BBC News: Norfolk and Suffolk mental health trust plans £36m savings

Michael Scott has announced a further £36 million of cuts/savings at Norfolk & Suffolk NHS Foundation Trust (NSFT) on top of the £44 million cuts/savings of the radical redesign which directly led to NSFT’s inadequate rating by the CQC and Special Measures. That’s a total of £80 million of cuts/savings over eight years but, as these cuts/savings are cumulative, it means around £300 million won’t be spent on mental health services in Norfolk and Suffolk over the period. At the same time, millions of pounds has been diverted from mental to physical health whatever is bleated about ‘parity of esteem.’ NSFT’s annual budget is around £200 million.

Mental health is a people business and 80% of the cost of running NSFT is employing people. We’ve already seen the devastating impact of the radical redesign at NSFT. Who and what is going to be cut/saved next?

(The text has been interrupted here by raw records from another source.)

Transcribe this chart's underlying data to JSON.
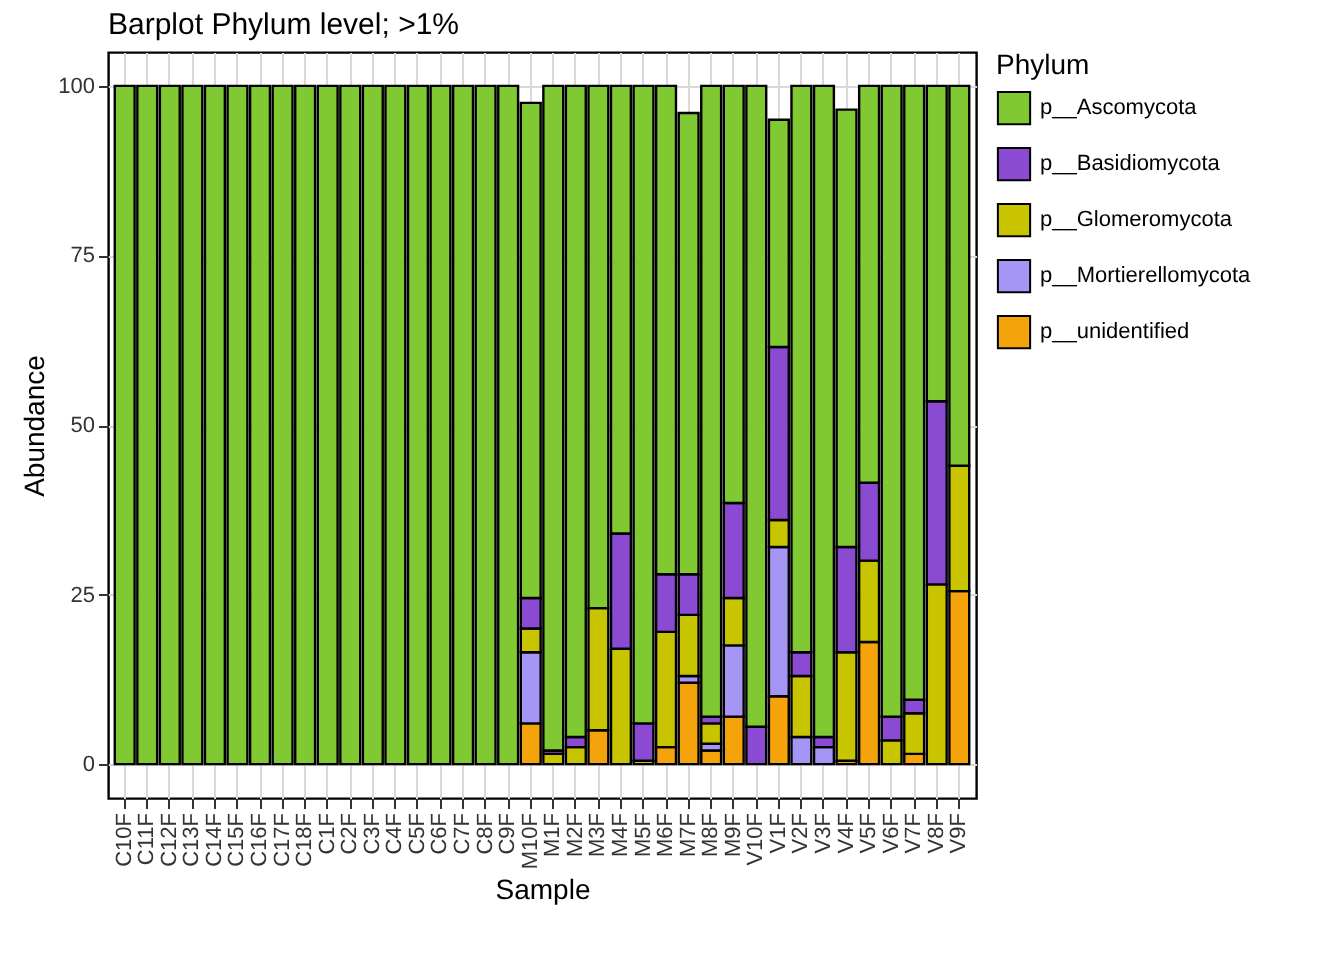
{
  "chart_data": {
    "type": "bar",
    "title": "Barplot Phylum level; >1%",
    "xlabel": "Sample",
    "ylabel": "Abundance",
    "legend_title": "Phylum",
    "stacked": true,
    "legend": "right",
    "grid": true,
    "ylim": [
      -5,
      105
    ],
    "yticks": [
      0,
      25,
      50,
      75,
      100
    ],
    "categories": [
      "C10F",
      "C11F",
      "C12F",
      "C13F",
      "C14F",
      "C15F",
      "C16F",
      "C17F",
      "C18F",
      "C1F",
      "C2F",
      "C3F",
      "C4F",
      "C5F",
      "C6F",
      "C7F",
      "C8F",
      "C9F",
      "M10F",
      "M1F",
      "M2F",
      "M3F",
      "M4F",
      "M5F",
      "M6F",
      "M7F",
      "M8F",
      "M9F",
      "V10F",
      "V1F",
      "V2F",
      "V3F",
      "V4F",
      "V5F",
      "V6F",
      "V7F",
      "V8F",
      "V9F"
    ],
    "series": [
      {
        "name": "p__unidentified",
        "color": "#f5a30a",
        "values": [
          null,
          null,
          null,
          null,
          null,
          null,
          null,
          null,
          null,
          null,
          null,
          null,
          null,
          null,
          null,
          null,
          null,
          null,
          6,
          null,
          null,
          5,
          null,
          null,
          2.5,
          12,
          2,
          7,
          null,
          10,
          null,
          null,
          0.5,
          18,
          null,
          1.5,
          null,
          25.5
        ]
      },
      {
        "name": "p__Mortierellomycota",
        "color": "#a596f5",
        "values": [
          null,
          null,
          null,
          null,
          null,
          null,
          null,
          null,
          null,
          null,
          null,
          null,
          null,
          null,
          null,
          null,
          null,
          null,
          10.5,
          null,
          null,
          null,
          null,
          null,
          null,
          1,
          1,
          10.5,
          null,
          22,
          4,
          2.5,
          null,
          null,
          null,
          null,
          null,
          null
        ]
      },
      {
        "name": "p__Glomeromycota",
        "color": "#c9c400",
        "values": [
          null,
          null,
          null,
          null,
          null,
          null,
          null,
          null,
          null,
          null,
          null,
          null,
          null,
          null,
          null,
          null,
          null,
          null,
          3.5,
          1.5,
          2.5,
          18,
          17,
          0.5,
          17,
          9,
          3,
          7,
          null,
          4,
          9,
          null,
          16,
          12,
          3.5,
          6,
          26.5,
          18.5
        ]
      },
      {
        "name": "p__Basidiomycota",
        "color": "#8a4bd2",
        "values": [
          null,
          null,
          null,
          null,
          null,
          null,
          null,
          null,
          null,
          null,
          null,
          null,
          null,
          null,
          null,
          null,
          null,
          null,
          4.5,
          0.5,
          1.5,
          null,
          17,
          5.5,
          8.5,
          6,
          1,
          14,
          5.5,
          25.5,
          3.5,
          1.5,
          15.5,
          11.5,
          3.5,
          2,
          27,
          null
        ]
      },
      {
        "name": "p__Ascomycota",
        "color": "#80c932",
        "values": [
          100,
          100,
          100,
          100,
          100,
          100,
          100,
          100,
          100,
          100,
          100,
          100,
          100,
          100,
          100,
          100,
          100,
          100,
          73,
          98,
          96,
          77,
          66,
          94,
          72,
          68,
          93,
          61.5,
          94.5,
          33.5,
          83.5,
          96,
          64.5,
          58.5,
          93,
          90.5,
          46.5,
          56
        ]
      }
    ]
  }
}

It is worth re-reading what Tracey Lambert of Unison wrote about the lack of accountability of the NHS bureaucracy. Lambert was writing about Jonathon Fagge and Norwich CCG but her analysis is equally applicable to the spreadsheet junkies at the Magnificent Seven CCGs, NHS England, Monitor and the Department of Health. As each group of bureaucrats claims it isn’t culpable for the catastrophe in mental health services, the crisis deepens; all get paid handsomely but nobody takes responsibility. The architect of the radical redesign even got promoted.

Worrying times.

The NHS bureaucracy likes to pretend that there is no alternative to the cuts/savings. There is an alternative: funding mental health services adequately.

Click on the image below to read Nic Rigby’s story on the BBC News website:

BBC News Norfolk and Suffolk mental health trust plans £36m savings

 

 

35 thoughts on “BBC News: Norfolk and Suffolk mental health trust plans £36m savings”

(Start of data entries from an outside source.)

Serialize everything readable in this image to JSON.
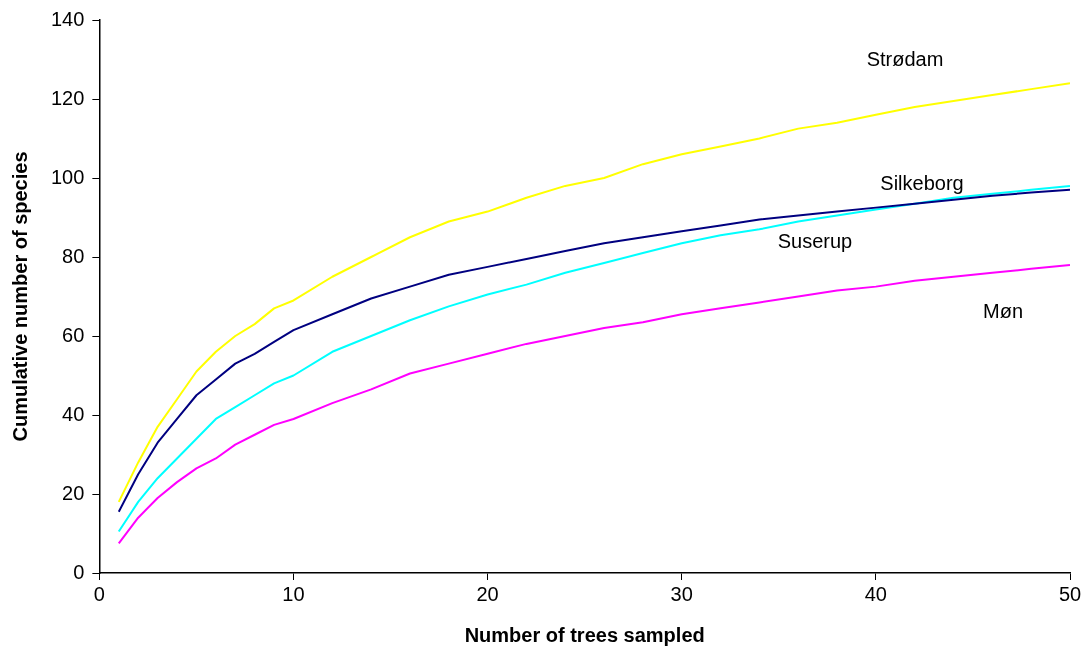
{
  "chart_data": {
    "type": "line",
    "xlabel": "Number of trees sampled",
    "ylabel": "Cumulative number of species",
    "x": [
      1,
      2,
      3,
      4,
      5,
      6,
      7,
      8,
      9,
      10,
      12,
      14,
      16,
      18,
      20,
      22,
      24,
      26,
      28,
      30,
      32,
      34,
      36,
      38,
      40,
      42,
      44,
      46,
      48,
      50
    ],
    "series": [
      {
        "name": "Strødam",
        "color": "#ffff00",
        "values": [
          18,
          28,
          37,
          44,
          51,
          56,
          60,
          63,
          67,
          69,
          75,
          80,
          85,
          89,
          91.5,
          95,
          98,
          100,
          103.5,
          106,
          108,
          110,
          112.5,
          114,
          116,
          118,
          119.5,
          121,
          122.5,
          124
        ]
      },
      {
        "name": "Silkeborg",
        "color": "#000080",
        "values": [
          15.5,
          25,
          33,
          39,
          45,
          49,
          53,
          55.5,
          58.5,
          61.5,
          65.5,
          69.5,
          72.5,
          75.5,
          77.5,
          79.5,
          81.5,
          83.5,
          85,
          86.5,
          88,
          89.5,
          90.5,
          91.5,
          92.5,
          93.5,
          94.5,
          95.5,
          96.3,
          97
        ]
      },
      {
        "name": "Suserup",
        "color": "#00ffff",
        "values": [
          10.5,
          18,
          24,
          29,
          34,
          39,
          42,
          45,
          48,
          50,
          56,
          60,
          64,
          67.5,
          70.5,
          73,
          76,
          78.5,
          81,
          83.5,
          85.5,
          87,
          89,
          90.5,
          92,
          93.5,
          95,
          96,
          97,
          98
        ]
      },
      {
        "name": "Møn",
        "color": "#ff00ff",
        "values": [
          7.5,
          14,
          19,
          23,
          26.5,
          29,
          32.5,
          35,
          37.5,
          39,
          43,
          46.5,
          50.5,
          53,
          55.5,
          58,
          60,
          62,
          63.5,
          65.5,
          67,
          68.5,
          70,
          71.5,
          72.5,
          74,
          75,
          76,
          77,
          78
        ]
      }
    ],
    "xlim": [
      0,
      50
    ],
    "xticks": [
      0,
      10,
      20,
      30,
      40,
      50
    ],
    "ylim": [
      0,
      140
    ],
    "yticks": [
      0,
      20,
      40,
      60,
      80,
      100,
      120,
      140
    ],
    "grid": false,
    "legend": false,
    "marker": "none",
    "line_style": "solid"
  }
}
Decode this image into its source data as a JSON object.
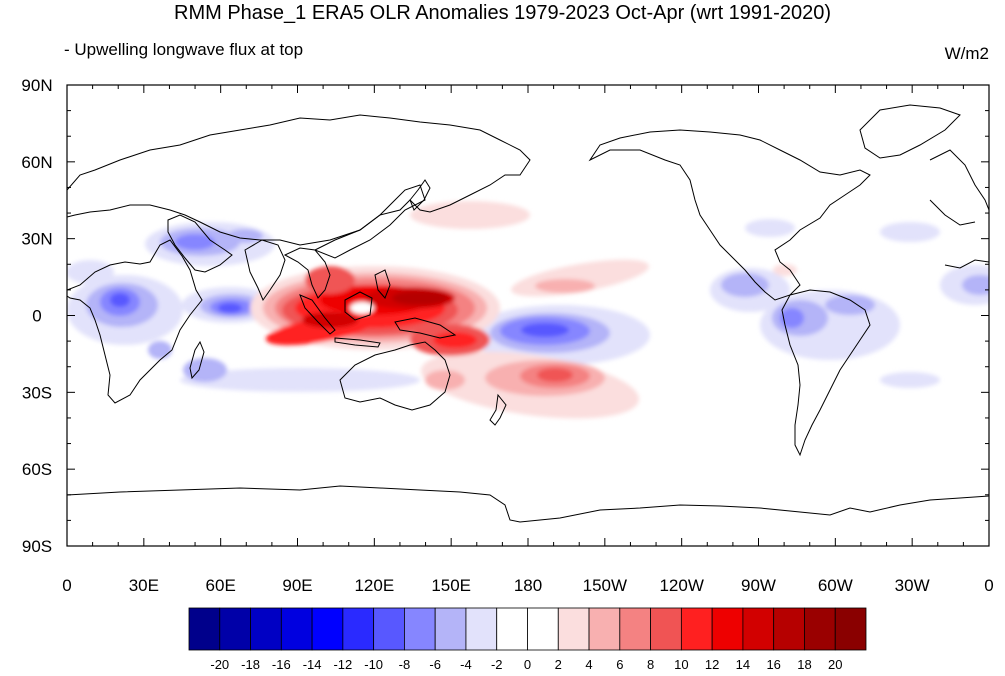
{
  "title": "RMM Phase_1 ERA5 OLR Anomalies 1979-2023 Oct-Apr (wrt 1991-2020)",
  "subtitle": "- Upwelling longwave flux at top",
  "units": "W/m2",
  "map": {
    "projection": "cylindrical-equidistant",
    "lon_range": [
      0,
      360
    ],
    "lat_range": [
      -90,
      90
    ],
    "lat_ticks": [
      "90N",
      "60N",
      "30N",
      "0",
      "30S",
      "60S",
      "90S"
    ],
    "lon_ticks": [
      "0",
      "30E",
      "60E",
      "90E",
      "120E",
      "150E",
      "180",
      "150W",
      "120W",
      "90W",
      "60W",
      "30W",
      "0"
    ]
  },
  "colorbar": {
    "labels": [
      "-20",
      "-18",
      "-16",
      "-14",
      "-12",
      "-10",
      "-8",
      "-6",
      "-4",
      "-2",
      "0",
      "2",
      "4",
      "6",
      "8",
      "10",
      "12",
      "14",
      "16",
      "18",
      "20"
    ],
    "colors": [
      "#00008b",
      "#0000a8",
      "#0000c4",
      "#0000e0",
      "#0000ff",
      "#2a2aff",
      "#5858ff",
      "#8686ff",
      "#b4b4f8",
      "#e2e2fb",
      "#ffffff",
      "#ffffff",
      "#fbdede",
      "#f8b0b0",
      "#f48282",
      "#f05454",
      "#ff2020",
      "#ee0000",
      "#d20000",
      "#b60000",
      "#9a0000",
      "#8a0000"
    ]
  },
  "anomaly_features": [
    {
      "name": "Maritime Continent positive anomaly",
      "lon": 125,
      "lat": 0,
      "value": 18
    },
    {
      "name": "South Pacific positive anomaly",
      "lon": 212,
      "lat": -22,
      "value": 10
    },
    {
      "name": "North Pacific weak positive anomaly",
      "lon": 160,
      "lat": 28,
      "value": 4
    },
    {
      "name": "Central Pacific negative anomaly",
      "lon": 200,
      "lat": -5,
      "value": -10
    },
    {
      "name": "Western Indian Ocean negative anomaly",
      "lon": 62,
      "lat": 2,
      "value": -10
    },
    {
      "name": "Central Africa negative anomaly",
      "lon": 20,
      "lat": 2,
      "value": -8
    },
    {
      "name": "Arabia negative anomaly",
      "lon": 45,
      "lat": 25,
      "value": -8
    },
    {
      "name": "South America negative anomaly",
      "lon": 290,
      "lat": -5,
      "value": -6
    },
    {
      "name": "Atlantic negative anomaly",
      "lon": 345,
      "lat": 10,
      "value": -6
    }
  ]
}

  1. At some point people are going to have to wake up and realise that you can’t run an effective service on the budgets that are being proposed and that the talking heads like Mr Scott are merely Aunt Sally type figures to spout their platitudes and absorb the flak from the user groups whilst the ‘service’ dwindles into nothing. As has been mentioned above the third sector providers are increasingly bearing the brunt of the loss in capacity and whilst they do a great job with scant resources they will eventually break under the strain.